Сан Саныч правильно рассчитал прием противника, но не рассчитал своего возраста. У нападавших на него молодых ребят реакции были лучше.
Сверкнувший в полумраке арки нож достал его раньше, чем он успел уйти из-под его удара. Стальное лезвие пробило ткань плаща и ткань и подкладку пиджака и рубаху и вонзилось в тело. В тело Сан Саныча. Глубоко. Туда, где должно было располагаться сердце.
Где-то далеко закричала женщина. Но ее голоса Сан Саныч уже не слышал. Он почувствовал разрывающую грудь боль, увидел падающую навстречу его глазам мостовую и больше не видел и не чувствовал ничего.
* * *
Он стоял на лесной поляне, в армейском, второго срока ношения обмундировании пред строем своих, давно погибших товарищей. Стоял нынешний, семидесятилетний. Пред ними, навсегда молодыми. Стоял и чего-то ждал. Наверное, команды.
— Рядовой Дронов! — окликнул его подошедший сбоку старшина Дзюба, погибший в сорок третьем при переправе через безымянную белорусскую речку.
— Но я не рядовой. Я подполковник, — хотел поправить его Сан Саныч. Но не поправил. А ответил коротко и точно. Как предписывалось Уставом. — Я!
— Встать в строй!
— Есть!
И Сан Саныч шагнул. И встал в строй. В строй давно умерших и все еще молодых однополчан. И почувствовал там себя очень хорошо. Своим среди своих.
* * *
Сознание возвращалось долго. И с болью.
— Саныч, ты слышишь меня? Ты слышишь? — доставал, тревожил его чей-то далекий голос. — Ну скажи что-нибудь.
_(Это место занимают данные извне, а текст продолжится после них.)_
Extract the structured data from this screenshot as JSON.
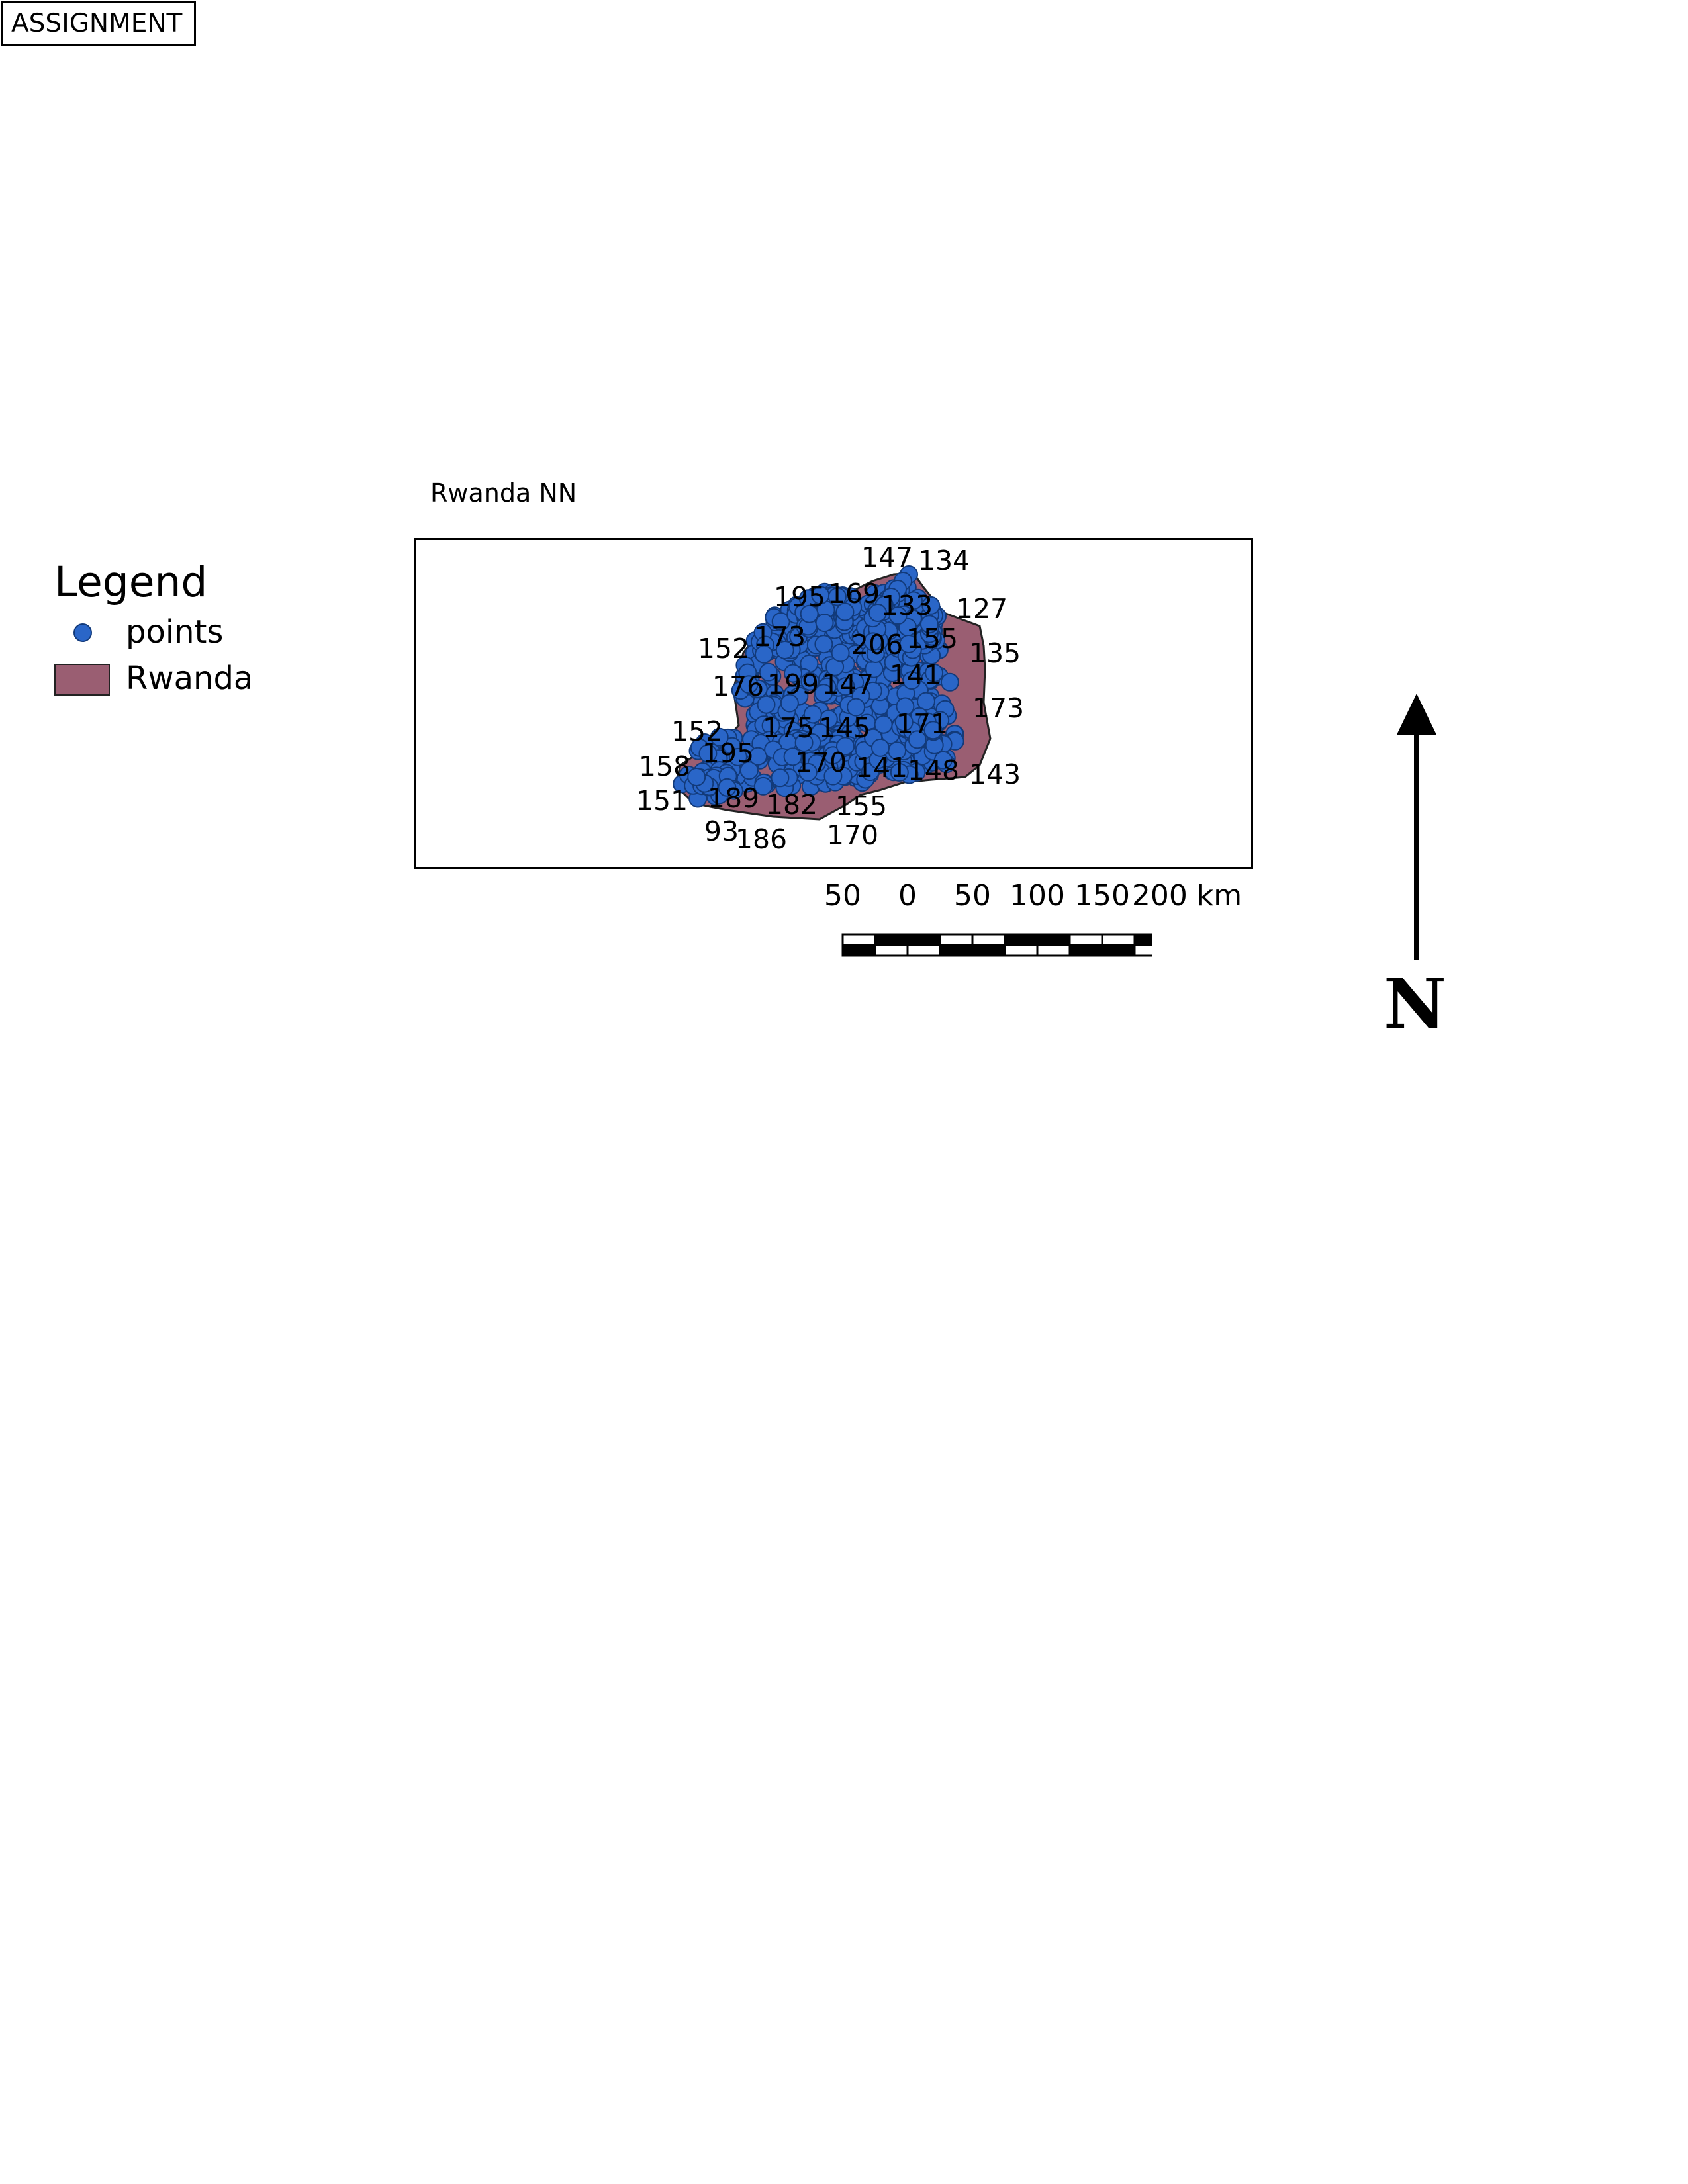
{
  "header": {
    "label": "ASSIGNMENT"
  },
  "map": {
    "title": "Rwanda NN",
    "layers": [
      {
        "name": "points",
        "color": "#2a66c8",
        "stroke": "#123a7a"
      },
      {
        "name": "Rwanda",
        "color": "#9a5e72",
        "stroke": "#222222"
      }
    ],
    "point_labels": [
      "147",
      "134",
      "195",
      "169",
      "133",
      "127",
      "173",
      "152",
      "206",
      "155",
      "135",
      "176",
      "199",
      "147",
      "141",
      "152",
      "175",
      "145",
      "171",
      "173",
      "158",
      "195",
      "170",
      "141",
      "148",
      "143",
      "151",
      "189",
      "182",
      "155",
      "93",
      "186",
      "170"
    ]
  },
  "legend": {
    "title": "Legend",
    "items": [
      {
        "label": "points",
        "icon": "point-symbol-icon"
      },
      {
        "label": "Rwanda",
        "icon": "polygon-symbol-icon"
      }
    ]
  },
  "scale_bar": {
    "labels": [
      "50",
      "0",
      "50",
      "100",
      "150",
      "200 km"
    ]
  },
  "north_arrow": {
    "letter": "N"
  }
}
Его строй, его рота уходила куда-то вдаль. Он тянулся за ней, он пытался бежать, но не успевал, но пробуксовывал вдруг ставшими неподъемными ногами. Его рота уходила. Уходила без него.
— Ну Сан Саныч. Ну открой же глаза. Ну скажи хоть что-нибудь.
— Надоели вы мне все. Липучки!
— Ну вот видишь! Видишь, как славно! Видишь, как хорошо! — затараторил голос. Знакомый голос. Голос Бориса.
— Ну что? — спросил кто-то еще.
— Очнулся.
— Ну и слава богу.
Больничная палата. Белые стены. Белые халаты. Склоненные лица.
— Где я?
— На этом свете.
— Это я понял. Где конкретно?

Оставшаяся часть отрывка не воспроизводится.